Part 2 — Amazon FSx¶

11. What is FSx?¶

Amazon FSx provides fully managed, third-party file systems — you get the exact file system you're familiar with (Lustre, ONTAP, ZFS, Windows), managed by AWS. Choose FSx when your workload requires a specific file system that EFS (NFS-only, Linux-only) cannot serve.

Four FSx file systems: FSx for Windows File Server → Windows SMB workloads FSx for Lustre → HPC, ML, high-throughput Linux FSx for NetApp ONTAP → Enterprise multi-protocol NAS FSx for OpenZFS → ZFS Linux workloads, low latency

12. FSx for Windows File Server ⭐¶

What It Is¶

Fully managed Windows file system backed by Windows Server with full SMB (Server Message Block) protocol support and Active Directory integration.

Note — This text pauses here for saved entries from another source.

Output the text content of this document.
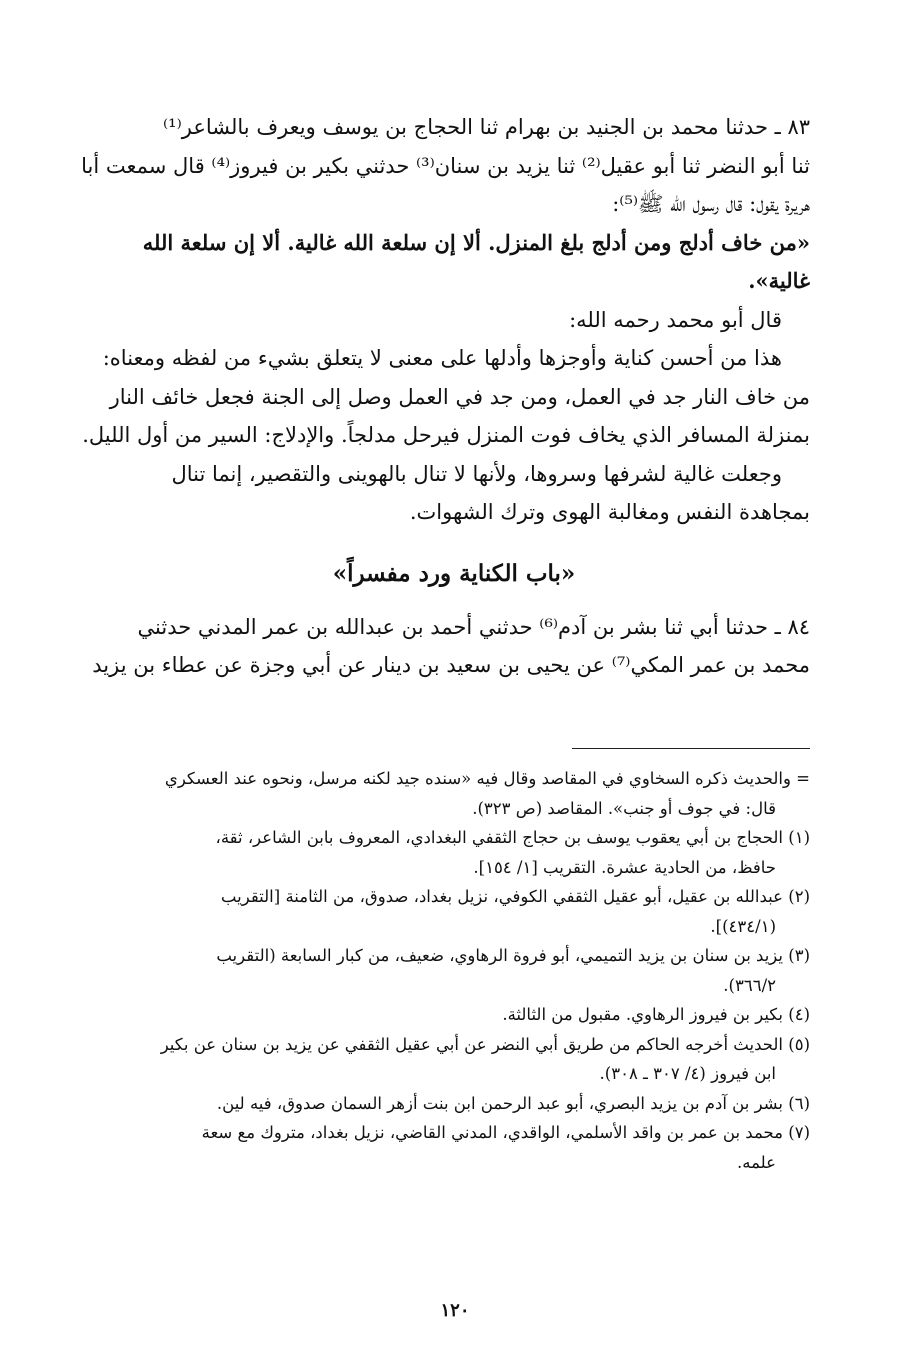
٨٣ ـ حدثنا محمد بن الجنيد بن بهرام ثنا الحجاج بن يوسف ويعرف بالشاعر⁽¹⁾

ثنا أبو النضر ثنا أبو عقيل⁽²⁾ ثنا يزيد بن سنان⁽³⁾ حدثني بكير بن فيروز⁽⁴⁾ قال سمعت أبا

هريرة يقول: قال رسول الله ﷺ⁽⁵⁾:

«من خاف أدلج ومن أدلج بلغ المنزل. ألا إن سلعة الله غالية. ألا إن سلعة الله

غالية».

قال أبو محمد رحمه الله:

هذا من أحسن كناية وأوجزها وأدلها على معنى لا يتعلق بشيء من لفظه ومعناه:

من خاف النار جد في العمل، ومن جد في العمل وصل إلى الجنة فجعل خائف النار

بمنزلة المسافر الذي يخاف فوت المنزل فيرحل مدلجاً. والإدلاج: السير من أول الليل.

وجعلت غالية لشرفها وسروها، ولأنها لا تنال بالهوينى والتقصير، إنما تنال

بمجاهدة النفس ومغالبة الهوى وترك الشهوات.

«باب الكناية ورد مفسراً»

٨٤ ـ حدثنا أبي ثنا بشر بن آدم⁽⁶⁾ حدثني أحمد بن عبدالله بن عمر المدني حدثني

محمد بن عمر المكي⁽⁷⁾ عن يحيى بن سعيد بن دينار عن أبي وجزة عن عطاء بن يزيد

= والحديث ذكره السخاوي في المقاصد وقال فيه «سنده جيد لكنه مرسل، ونحوه عند العسكري

قال: في جوف أو جنب». المقاصد (ص ٣٢٣).

(١) الحجاج بن أبي يعقوب يوسف بن حجاج الثقفي البغدادي، المعروف بابن الشاعر، ثقة،

حافظ، من الحادية عشرة. التقريب [١/ ١٥٤].

(٢) عبدالله بن عقيل، أبو عقيل الثقفي الكوفي، نزيل بغداد، صدوق، من الثامنة [التقريب

(٤٣٤/١)].

(٣) يزيد بن سنان بن يزيد التميمي، أبو فروة الرهاوي، ضعيف، من كبار السابعة (التقريب

٣٦٦/٢).

(٤) بكير بن فيروز الرهاوي. مقبول من الثالثة.

(٥) الحديث أخرجه الحاكم من طريق أبي النضر عن أبي عقيل الثقفي عن يزيد بن سنان عن بكير

ابن فيروز (٤/ ٣٠٧ ـ ٣٠٨).

(٦) بشر بن آدم بن يزيد البصري، أبو عبد الرحمن ابن بنت أزهر السمان صدوق، فيه لين.

(٧) محمد بن عمر بن واقد الأسلمي، الواقدي، المدني القاضي، نزيل بغداد، متروك مع سعة

علمه.

١٢٠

Protocol: SMB 2.0, 2.1, 3.0, 3.1.1 Clients: Windows, Linux (via CIFS), macOS Auth: Microsoft Active Directory (AWS Managed AD or self-managed)

Key Features¶

Feature	Detail
Active Directory	Native integration — users log in with Windows credentials
NTFS permissions	Full Windows ACL support
DFS Namespaces	Distribute files across multiple FSx file systems
Shadow Copies	Previous versions — users self-restore files
SMB Multichannel	Multiple network connections for higher throughput
Deployment	Single-AZ or Multi-AZ (99.99% availability SLA)
Max throughput	12–20 GB/s per file system
Max file system	64 TiB
Latency	< 1 ms
Storage	SSD (low latency) or HDD (cost-optimized)

When to Use¶

Lift-and-shift Windows applications to AWS
.NET apps needing Windows file shares
SQL Server home directory, user profiles
Any workload requiring Windows ACLs or Active Directory

13. FSx for Lustre ⭐¶

What It Is¶

Fully managed Lustre — the world's most popular high-performance parallel file system, used in the largest supercomputers and ML clusters. Linux-only, extremely high throughput.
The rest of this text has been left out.